One early competitor, Carson Peters, ambled onstage and coolly regarded a crowd of about 1,000. Carson was not an old fiddler. He was 6 and had started first grade that very day. But he was feeling cocky. “Hello, Galax!” he squeaked into the microphone, poising his bow. I braced myself—plugged into a monster sound system, 6-year-olds with string instruments can commit aural atrocities.

But Carson—from Piney Flats, Tennessee, right across the Virginia border—was a savage little professional, sawing away at the old-time tune “Half Past Four” and even dancing a jig as the crowd roared.

“You’ll see some real ankle biters playing the heck out of the fiddle,” Joe Wilson had promised when I mentioned I was attending Youth Night at the longest-running and toughest mountain music showdown in Virginia. From toddlers to teenagers, in cowboy boots, Converse sneakers and flip-flops, they came with steel in their eyes and Silly Bandz on their wrists, some bent double beneath the guitars on their backs.
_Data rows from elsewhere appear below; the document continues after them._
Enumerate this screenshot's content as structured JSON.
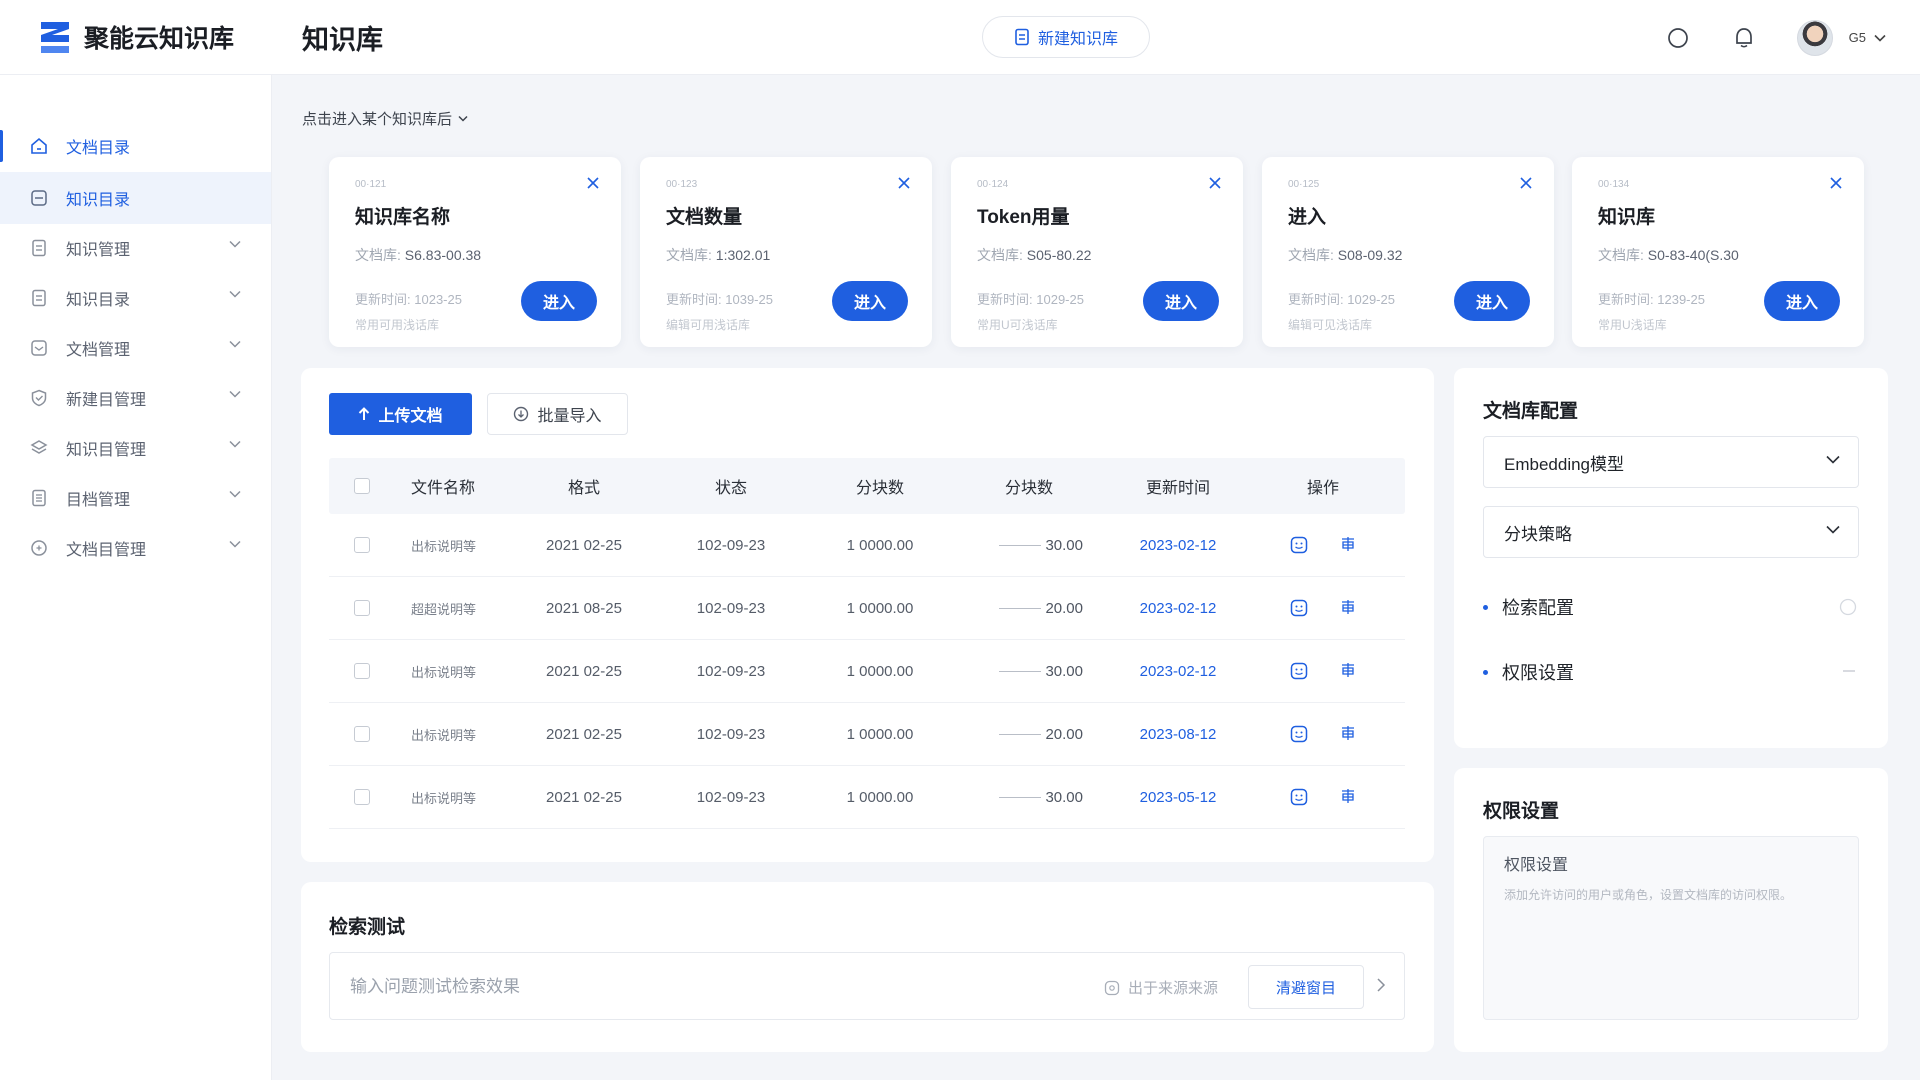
{
  "app": {
    "brand_name": "聚能云知识库",
    "page_title": "知识库",
    "new_kb_label": "新建知识库",
    "user_label": "G5"
  },
  "sidebar": {
    "items": [
      {
        "label": "文档目录",
        "icon": "home-icon",
        "state": "active"
      },
      {
        "label": "知识目录",
        "icon": "doc-icon",
        "state": "highlight"
      },
      {
        "label": "知识管理",
        "icon": "file-icon",
        "state": "collapsed"
      },
      {
        "label": "知识目录",
        "icon": "file-icon",
        "state": "collapsed"
      },
      {
        "label": "文档管理",
        "icon": "doc-icon",
        "state": "collapsed"
      },
      {
        "label": "新建目管理",
        "icon": "shield-icon",
        "state": "collapsed"
      },
      {
        "label": "知识目管理",
        "icon": "layers-icon",
        "state": "collapsed"
      },
      {
        "label": "目档管理",
        "icon": "list-icon",
        "state": "collapsed"
      },
      {
        "label": "文档目管理",
        "icon": "circle-icon",
        "state": "collapsed"
      }
    ]
  },
  "breadcrumb": {
    "label": "点击进入某个知识库后"
  },
  "kb_cards": [
    {
      "id": "00·121",
      "title": "知识库名称",
      "meta_label": "文档库:",
      "meta_value": "S6.83-00.38",
      "updated_label": "更新时间:",
      "updated_value": "1023-25",
      "desc": "常用可用浅话库",
      "enter_label": "进入"
    },
    {
      "id": "00·123",
      "title": "文档数量",
      "meta_label": "文档库:",
      "meta_value": "1:302.01",
      "updated_label": "更新时间:",
      "updated_value": "1039-25",
      "desc": "编辑可用浅话库",
      "enter_label": "进入"
    },
    {
      "id": "00·124",
      "title": "Token用量",
      "meta_label": "文档库:",
      "meta_value": "S05-80.22",
      "updated_label": "更新时间:",
      "updated_value": "1029-25",
      "desc": "常用U可浅话库",
      "enter_label": "进入"
    },
    {
      "id": "00·125",
      "title": "进入",
      "meta_label": "文档库:",
      "meta_value": "S08-09.32",
      "updated_label": "更新时间:",
      "updated_value": "1029-25",
      "desc": "编辑可见浅话库",
      "enter_label": "进入"
    },
    {
      "id": "00·134",
      "title": "知识库",
      "meta_label": "文档库:",
      "meta_value": "S0-83-40(S.30",
      "updated_label": "更新时间:",
      "updated_value": "1239-25",
      "desc": "常用U浅话库",
      "enter_label": "进入"
    }
  ],
  "doc_panel": {
    "upload_label": "上传文档",
    "import_label": "批量导入",
    "columns": [
      "文件名称",
      "格式",
      "状态",
      "分块数",
      "分块数",
      "更新时间",
      "操作"
    ],
    "rows": [
      {
        "name": "出标说明等",
        "format": "2021 02-25",
        "status": "102-09-23",
        "blocks": "1 0000.00",
        "blocks2": "30.00",
        "updated": "2023-02-12"
      },
      {
        "name": "超超说明等",
        "format": "2021 08-25",
        "status": "102-09-23",
        "blocks": "1 0000.00",
        "blocks2": "20.00",
        "updated": "2023-02-12"
      },
      {
        "name": "出标说明等",
        "format": "2021 02-25",
        "status": "102-09-23",
        "blocks": "1 0000.00",
        "blocks2": "30.00",
        "updated": "2023-02-12"
      },
      {
        "name": "出标说明等",
        "format": "2021 02-25",
        "status": "102-09-23",
        "blocks": "1 0000.00",
        "blocks2": "20.00",
        "updated": "2023-08-12"
      },
      {
        "name": "出标说明等",
        "format": "2021 02-25",
        "status": "102-09-23",
        "blocks": "1 0000.00",
        "blocks2": "30.00",
        "updated": "2023-05-12"
      }
    ]
  },
  "search_panel": {
    "title": "检索测试",
    "placeholder": "输入问题测试检索效果",
    "source_label": "出于来源来源",
    "clear_label": "清避窗目"
  },
  "config_panel": {
    "title": "文档库配置",
    "embedding_label": "Embedding模型",
    "chunk_label": "分块策略",
    "retrieval_label": "检索配置",
    "permission_label": "权限设置"
  },
  "perm_panel": {
    "title": "权限设置",
    "box_title": "权限设置",
    "box_desc": "添加允许访问的用户或角色，设置文档库的访问权限。"
  },
  "colors": {
    "accent": "#1f5fe0",
    "background": "#f3f5f9",
    "panel": "#ffffff"
  }
}
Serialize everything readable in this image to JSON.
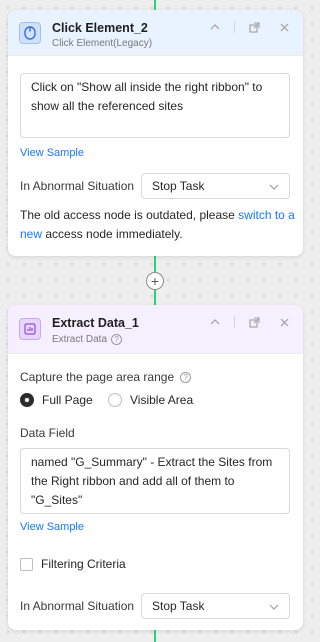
{
  "card1": {
    "title": "Click Element_2",
    "subtitle": "Click Element(Legacy)",
    "description": "Click on \"Show all inside the right ribbon\" to show all the referenced sites",
    "view_sample": "View Sample",
    "abnormal_label": "In Abnormal Situation",
    "abnormal_value": "Stop Task",
    "notice": {
      "prefix": "The old access node is outdated, please ",
      "link": "switch to a new",
      "suffix": " access node immediately."
    }
  },
  "add_node_symbol": "+",
  "card2": {
    "title": "Extract Data_1",
    "subtitle": "Extract Data",
    "capture_label": "Capture the page area range",
    "options": [
      "Full Page",
      "Visible Area"
    ],
    "selected_option": "Full Page",
    "data_field_label": "Data Field",
    "data_field_text": "named \"G_Summary\" - Extract the Sites from the Right ribbon and add all of them to \"G_Sites\"",
    "view_sample": "View Sample",
    "filter_label": "Filtering Criteria",
    "abnormal_label": "In Abnormal Situation",
    "abnormal_value": "Stop Task"
  },
  "colors": {
    "accent": "#1677ff",
    "connector": "#2fcf7a",
    "card1_header": "#e9f2ff",
    "card2_header": "#f6efff"
  },
  "icons": [
    "mouse-icon",
    "chart-icon",
    "chevron-up-icon",
    "open-external-icon",
    "close-icon",
    "help-icon",
    "chevron-down-icon",
    "plus-icon"
  ]
}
Behind dark sunglasses, they bowed “Whiskey Before Breakfast” and a million versions of “Old Joe Clark.”

Galax was much changed since we’d last driven through. A sizable second city of RVs had popped up, and the old-time pilgrims clearly intended to stay awhile—they had planted plastic flamingos in front of their vehicles and hung framed paintings from nearby trees. I had heard that some of the best music happens when the weeklong competition pauses for the night, and musicians—longtime bandmates or total strangers—gather in tight circles around campfires, trading licks.

But the hard-fought stage battles are legendary too. “When I was a kid, winning a ribbon there was so important that it would keep me practicing all year,” said guitarist and luthier Wayne Henderson, once described to me as “Stradivarius in blue jeans,” who’d famously kept Eric Clapton waiting a decade for one of his handmade guitars. Henderson, of Rugby, Virginia, still keeps his ribbons—reams of them, at this point—in a box beneath his bed.

Fifteen years ago or so, many old-time festival musicians feared that youthful interest was waning. But today it seems that there are more participants than ever, including some from Galax’s burgeoning community of Latino immigrants, who came here to work in the town’s furniture factories. (The town now hosts powerful mariachi performances as well as fiddle jams, and one wonders what fresh musical infusions will come from this latest crop of mountaineers.)